Maastricht MultiModal Molecular Imaging (M4i) Institute, Division of Imaging Mass Spectrometry, Maastricht University, 6229 ER, Maastricht, The Netherlands.
Janssen Research & Development, 2340, Beerse, Belgium.
Anal Bioanal Chem. 2021 Apr;413(10):2779-2791. doi: 10.1007/s00216-021-03210-0. Epub 2021 Mar 26.
Mass spectrometry imaging (MSI) provides insight into the molecular distribution of a broad range of compounds and, therefore, is frequently applied in the pharmaceutical industry. Pharmacokinetic and toxicological studies deploy MSI to localize potential drugs and their metabolites in biological tissues but currently require other analytical tools to quantify these pharmaceutical compounds in the same tissues. Quantitative mass spectrometry imaging (Q-MSI) is a field with challenges due to the high biological variability in samples combined with the limited sample cleanup and separation strategies available prior to MSI. In consequence, more selectivity in MSI instruments is required. This can be provided by multiple reaction monitoring (MRM) which uses specific precursor ion-product ion transitions. This targeted approach is in particular suitable for pharmaceutical compounds because their molecular identity is known prior to analysis. In this work, we compared different analytical platforms to assess the performance of MRM detection compared to other MS instruments/MS modes used in a Q-MSI workflow for two drug candidates (A and B). Limit of detection (LOD), linearity, and precision and accuracy of high and low quality control (QC) samples were compared between MS instruments/modes. MRM mode on a triple quadrupole mass spectrometer (QqQ) provided the best overall performance with the following results for compounds A and B: LOD 35.5 and 2.5 μg/g tissue, R 0.97 and 0.98 linearity, relative standard deviation QC <13.6%, and 97-112% accuracy.

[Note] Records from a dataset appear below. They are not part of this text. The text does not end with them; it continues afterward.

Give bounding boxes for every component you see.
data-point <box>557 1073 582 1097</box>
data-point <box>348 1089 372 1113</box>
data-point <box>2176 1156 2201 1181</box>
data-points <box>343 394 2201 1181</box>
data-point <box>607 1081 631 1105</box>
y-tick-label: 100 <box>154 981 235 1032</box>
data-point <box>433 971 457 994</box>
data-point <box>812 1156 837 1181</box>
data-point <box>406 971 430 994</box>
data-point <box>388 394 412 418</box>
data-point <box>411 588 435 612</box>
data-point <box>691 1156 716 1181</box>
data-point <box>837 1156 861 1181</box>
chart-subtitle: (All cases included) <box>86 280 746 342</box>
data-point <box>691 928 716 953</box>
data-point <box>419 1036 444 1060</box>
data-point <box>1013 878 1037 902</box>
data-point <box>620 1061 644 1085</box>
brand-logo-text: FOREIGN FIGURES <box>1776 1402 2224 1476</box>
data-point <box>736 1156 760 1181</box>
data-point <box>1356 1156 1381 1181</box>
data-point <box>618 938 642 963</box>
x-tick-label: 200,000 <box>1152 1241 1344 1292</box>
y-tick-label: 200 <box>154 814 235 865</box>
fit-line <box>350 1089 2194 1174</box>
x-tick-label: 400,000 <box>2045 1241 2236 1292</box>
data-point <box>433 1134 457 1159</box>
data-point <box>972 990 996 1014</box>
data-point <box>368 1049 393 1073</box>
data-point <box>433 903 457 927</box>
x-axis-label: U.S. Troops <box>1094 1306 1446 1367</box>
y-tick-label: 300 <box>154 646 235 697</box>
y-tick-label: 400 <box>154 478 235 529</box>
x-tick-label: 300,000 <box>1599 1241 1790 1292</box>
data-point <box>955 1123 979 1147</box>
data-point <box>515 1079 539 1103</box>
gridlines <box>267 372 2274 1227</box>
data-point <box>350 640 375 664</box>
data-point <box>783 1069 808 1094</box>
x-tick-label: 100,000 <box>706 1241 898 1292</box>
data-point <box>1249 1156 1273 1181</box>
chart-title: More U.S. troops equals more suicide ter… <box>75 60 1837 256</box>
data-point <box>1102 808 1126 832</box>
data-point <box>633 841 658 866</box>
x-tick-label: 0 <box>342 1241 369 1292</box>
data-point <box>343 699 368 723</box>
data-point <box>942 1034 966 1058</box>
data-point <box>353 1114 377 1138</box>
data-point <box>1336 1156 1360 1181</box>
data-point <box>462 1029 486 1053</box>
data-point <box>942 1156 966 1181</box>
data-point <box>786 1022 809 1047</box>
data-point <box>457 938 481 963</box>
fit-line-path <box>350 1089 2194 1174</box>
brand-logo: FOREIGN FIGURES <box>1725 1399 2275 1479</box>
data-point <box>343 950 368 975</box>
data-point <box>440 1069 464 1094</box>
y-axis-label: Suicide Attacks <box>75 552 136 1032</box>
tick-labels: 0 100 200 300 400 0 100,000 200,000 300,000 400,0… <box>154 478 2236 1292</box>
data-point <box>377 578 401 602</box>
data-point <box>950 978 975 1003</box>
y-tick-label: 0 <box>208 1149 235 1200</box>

Other MS modes resulted in LOD 6.7-569.4 and 2.6-119.1 μg/g tissue, R 0.86-0.98 and 0.86-0.98 linearity, relative standard deviation QC < 19.4 and < 37.5%, and 70-356% and 64-398% accuracy for drug candidates A and B, respectively. In addition, we propose an optimized 3D printed mimetic tissue model to increase the overall analytical throughput of our approach for large animal studies. The MRM imaging platform was applied as proof-of-principle for quantitative detection of drug candidates A and B in four dog livers and compared to LC-MS. The Q-MSI concentrations differed <3.5 times with the concentrations observed by LC-MS. Our presented MRM-based Q-MSI approach provides a more selective and high-throughput analytical platform due to MRM specificity combined with an optimized 3D printed mimetic tissue model.
质谱成像(MSI)提供了对广泛化合物的分子分布的深入了解,因此经常应用于制药行业。药代动力学和毒理学研究利用 MSI 来定位生物组织中的潜在药物及其代谢物,但目前需要其他分析工具来定量同一组织中的这些药物化合物。定量质谱成像(Q-MSI)是一个具有挑战性的领域,因为样品中存在高度的生物学变异性,并且在进行 MSI 之前可用的样品净化和分离策略有限。因此,MSI 仪器需要更高的选择性。这可以通过多反应监测(MRM)来提供,MRM 利用特定的前体离子-产物离子转换。这种靶向方法特别适用于药物化合物,因为在分析之前就知道它们的分子身份。在这项工作中,我们比较了不同的分析平台,以评估 MRM 检测与 Q-MSI 工作流程中用于两种候选药物(A 和 B)的其他 MS 仪器/模式的性能。在 MS 仪器/模式之间比较了高、低质控(QC)样品的检测限(LOD)、线性度、精密度和准确度。三重四极杆质谱仪(QqQ)上的 MRM 模式提供了最佳的整体性能,对于化合物 A 和 B ,结果如下:LOD 为 35.5 和 2.5 μg/g 组织,线性度 R 为 0.97 和 0.98,相对标准偏差 QC <13.6%,准确度为 97-112%。其他 MS 模式的 LOD 为 6.7-569.4 和 2.6-119.1 μg/g 组织,线性度 R 为 0.86-0.98 和 0.86-0.98,相对标准偏差 QC <19.4% 和 <37.5%,准确度为 70-356%和 64-398%,分别为候选药物 A 和 B。此外,我们提出了一种优化的 3D 打印仿生组织模型,以提高我们的方法在大型动物研究中的整体分析通量。MRM 成像平台被应用于定量检测四种狗肝中的候选药物 A 和 B,并与 LC-MS 进行了比较。Q-MSI 浓度与 LC-MS 观察到的浓度相差<3.5 倍。我们提出的基于 MRM 的 Q-MSI 方法由于 MRM 的特异性与优化的 3D 打印仿生组织模型相结合,提供了一种更具选择性和高通量的分析平台。